Aun si con una proporción de grasa superior incluso a la de McDonald’s (¡cuánto sebo!), he ahí el ancestro de la hamburguesa contemporánea: carne picada y condimentada, servida sobre pan. La receta habría de cruzar una extensión de agua más grande ­–el Atlántico– para perder su carácter de embutido y devenir Hamburger steak –filete a la hamburguesa, a la moda de Hamburgo– y habría de trocar la picada por la molida merced al advenimiento, en 1845, de la patente del molino de carne. Es en tal versión que hubo de hacer su debut en el menú del lujoso restaurante neoyorquino Delmonicos en 1873. Su democratización habría de venir con la mayor industrialización de los procesos ganaderos –y el concomitante descenso en los precios de la carne– a principios del siglo XX, y con la idea peregrina –muchos se disputan su paternidad– de servirlo entre dos pedazos de pan, como un sándwich, a los visitantes de ferias y parques de diversiones: así vivió la hamburguesa sus años de gloria y expansión internacional, que sin embargo hubieron de ser pocos. Ya en 1926 era fundado en Wichita, Kansas, el primer restaurante White Castle, abocado a sacrificar la calidad por la celeridad y el bajo precio; de ahí a McDonald’s hay sólo un paso, que es de la muerte (de la buena hamburguesa).

Muerte parcial, sin embargo. Recuerdo ya en los años 80 haber comido una gran hamburguesa en el bar del viejo Ritz-Carlton de Central Park South en Nueva York –hoy el Intercontinental–, cuya única extravagancia consistía en sustituir el queso americano por Brie. Hecha de carne jugosa, roja, discretamente especiada, servida en un English muffin ligeramente enmatequillado y tostado, fue no sólo una revelación sino la primera de muchas. Hoy no sólo cualquier buen lugar de carnes anuncia en su menú una o varias hamburguesas sino que proliferan en el mundo las hamburgueserías de calidad, sitios sencillos y no demasiado caros donde disfrutar sus muchas variaciones. En México, frecuento el Barracuda Diner de la colonia Condesa –donde es posible acompañarlas con una Cherry Coke de fuente de sodas, preparada con almíbar– y las dos sucursales de Butcher & Sons –Polanco y Roma–, que las ofrecen en maridaje con gin & tonics “de diseñador”. Y no voy a Guadalajara sin pasarme por Gaspar –en la calle Lerdo de Tejada, casi a espaldas del hotel Demetria– ni a Los Ángeles sin aposentarme en el mostrador de 25 Degrees, merendero del Hollywood Roosevelt en el que invariablemente ordeno una Número Dos –con tomate rostizado, burrata, prosciutto crujiente y pesto– y remato con una malteada de caramelo con sal de mar y Maker’s Mark.

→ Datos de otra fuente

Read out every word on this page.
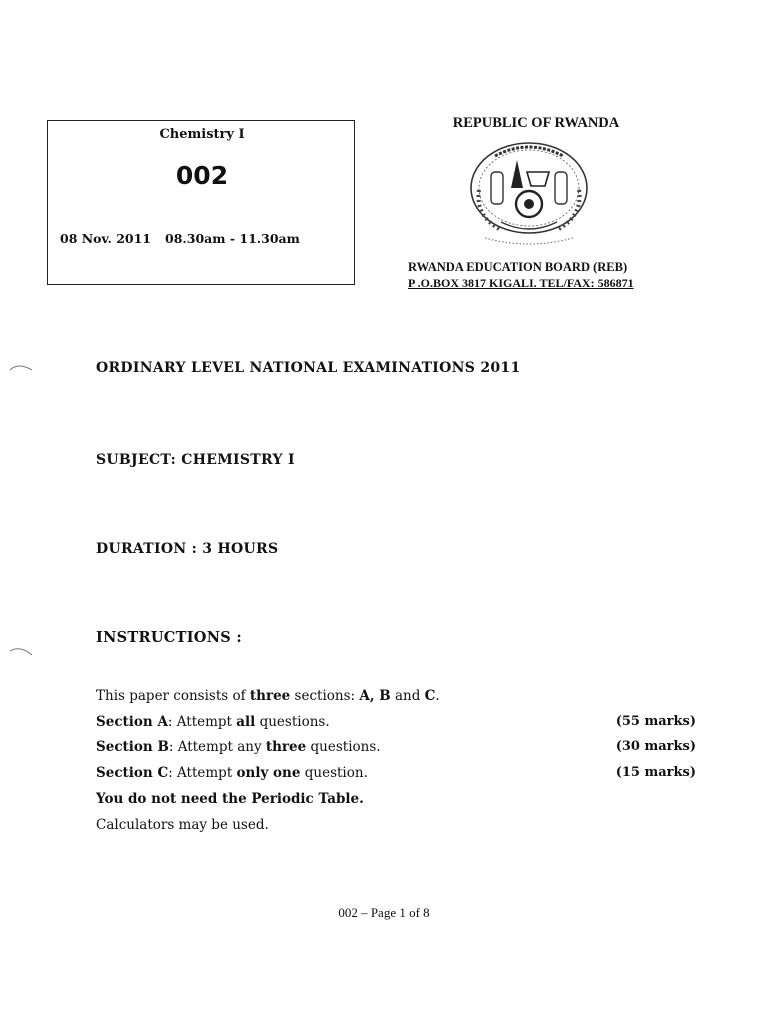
Chemistry I
002
08 Nov. 2011 08.30am - 11.30am
REPUBLIC OF RWANDA
RWANDA EDUCATION BOARD (REB)
P .O.BOX 3817 KIGALI. TEL/FAX: 586871
ORDINARY LEVEL NATIONAL EXAMINATIONS 2011
SUBJECT: CHEMISTRY I
DURATION : 3 HOURS
INSTRUCTIONS :
This paper consists of three sections: A, B and C.
Section A: Attempt all questions.	(55 marks)
Section B: Attempt any three questions.	(30 marks)
Section C: Attempt only one question.	(15 marks)
You do not need the Periodic Table.
Calculators may be used.
002 – Page 1 of 8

Sin embargo, la mejor hamburguesería ha de estar por fuerza también en Las Vegas y ha de serlo porque ofrece todas las posibilidades de este preparado: las ridículas, las tóxicas, las sublimes, las espartanas. Enclavado en el hotel Mandalay Bay, Burger Bar es un proyecto de Hubert Keller, chef francés acreedor de una estrella Michelin por su restaurante Fleur de Lys en San Francisco. Hay algunas creaciones en el menú, sí, pero lo mejor es la posibilidad de armar las propias a partir de una plétora de combinatorias de los ingredientes de alta calidad que propone un listado. Cierto: cabe la posibilidad suicida y relumbrona de ordenar una hamburguesa de merguez de cordero en pan de papa con ensalada de pasta, jalapeños, queso americano, piña, tocino al pimiento, huevo estrellado y camarones, aderezada con aioli de chipotle y un puñado de trufas, pero también de concebir una de carne Kobe en chapata, con coles de Bruselas, gruyère y reducción de vino tinto y chalotas y, así, alcanzar el nirvana gastronómico y nutricional.

Y en ningún renglón de ese listado figuran recortes de carne magra deshuesados.